Budget 2012: Plans for UK GAAR

Thursday, March 22, 2012 Print Email

The long awaited General Anti-Avoidance Rule is to finally hit the UK, with consultations due to begin this year, and the legislation introduced in the Finance Bill next year.

Following recommendations from Graham Aaronson QC’s working group in November, chancellor George Osborne announced the GAAR, with strong comments that he viewed ‘tax evasion as morally repugnant.’

Government is to close down loopholes, tackling practices such as 'enveloping' of high value properties into companies to avoid paying a fair share of tax. A 15% Stamp Duty Land Tax, imposed so as to take effect immediately, will affect residential properties over £2m, purchased by companies.

Government is to also consult on the introduction of an annual charge on residential properties valued at over £2m owned by such entities, with the intention of legislating this in the Finance Bill 2013, with commencement in April 2013.

Supporting this measure, the government will extend the capital gains tax regime to gains on the disposal of UK residential property and shares or interests in such property by non-resident companies, as of April 2013.

Issuing a stern warning to those who might flout the rules, Osborne said: 'Let me make this absolutely clear to people. If you buy a property in Britain that is used for residential purposes, then we will expect stamp duty to be paid. That is the clear intention of parliament.

'I will not hesitate to move swiftly, without notice and retrospectively if inappropriate ways around these new rules are found.'

Currently, companies who purchase properties using the ‘corporate envelope’ structure avoid paying the regular 5% stamp duty land tax, and only pay 0.5%, since the sale of the property is considered a sale of company shares, the duty for which is only 0.5%, allowing a saving of 4.5%.

Gary Heynes, private tax partner at Baker Tilly, said the new rules would largely act as a deterrent, in that entities would now accept the new 7% stamp duty rate for properties worth over £2m.

‘They would understand that if they wanted to get this into a corporate envelope structure, it would be rather expensive, at 15%, and that coupled with the potential of capital gains tax, would not be attractive,’ said Heynes.

Grant Thornton’s head of tax, Francesca Lagerberg, said the new measures were long expected, although the detail of the legislation will be picked over to see if it has hit its target.

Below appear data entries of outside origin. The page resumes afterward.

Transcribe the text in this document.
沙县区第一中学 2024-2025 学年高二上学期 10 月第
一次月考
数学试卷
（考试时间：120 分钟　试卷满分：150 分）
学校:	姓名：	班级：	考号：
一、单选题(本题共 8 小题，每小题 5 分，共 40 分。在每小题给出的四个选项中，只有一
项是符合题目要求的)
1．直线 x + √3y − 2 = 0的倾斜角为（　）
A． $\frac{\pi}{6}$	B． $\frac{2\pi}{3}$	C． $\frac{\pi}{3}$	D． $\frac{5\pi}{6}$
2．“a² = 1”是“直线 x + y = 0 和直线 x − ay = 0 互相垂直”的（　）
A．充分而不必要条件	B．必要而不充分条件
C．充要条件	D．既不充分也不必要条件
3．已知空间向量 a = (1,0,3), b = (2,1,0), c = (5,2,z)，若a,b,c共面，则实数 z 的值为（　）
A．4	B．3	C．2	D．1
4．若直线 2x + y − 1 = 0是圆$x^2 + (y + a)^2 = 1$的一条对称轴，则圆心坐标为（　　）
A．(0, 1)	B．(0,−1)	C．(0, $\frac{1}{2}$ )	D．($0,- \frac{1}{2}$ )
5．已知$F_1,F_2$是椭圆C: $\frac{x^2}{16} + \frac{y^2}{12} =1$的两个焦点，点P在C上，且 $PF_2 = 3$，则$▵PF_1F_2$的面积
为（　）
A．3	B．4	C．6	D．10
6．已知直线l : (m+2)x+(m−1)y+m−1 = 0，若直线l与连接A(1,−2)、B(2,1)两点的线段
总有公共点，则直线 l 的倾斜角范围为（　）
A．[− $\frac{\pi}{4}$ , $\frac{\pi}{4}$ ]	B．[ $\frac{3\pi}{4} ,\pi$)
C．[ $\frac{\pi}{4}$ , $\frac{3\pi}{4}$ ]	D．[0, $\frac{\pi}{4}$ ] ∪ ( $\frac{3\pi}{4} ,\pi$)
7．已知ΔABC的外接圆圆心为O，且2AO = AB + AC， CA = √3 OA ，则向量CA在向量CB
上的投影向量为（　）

‘However, the chancellor made it clear that if avoidance continues he will react retrospectively. Keeping to its promise to consult further, the GAAR will now be subject to a broad consultation with a view to implementation from April 2013. It needs this input. Hard evidence from other jurisdictions that have gone the GAAR route eg, Canada and Australia, shows how hard it is to formulate a rule that both clarifies what it does and doesn't cover and is practical to implement.

‘Business will be looking closely to ensure that commercial transactions do not get bogged down in cumbersome rules and lengthy clearance procedures. Equally they will want certainty that what they do is not inadvertently caught by a GAAR and become a barrier to business in the UK,’ said Lagerberg.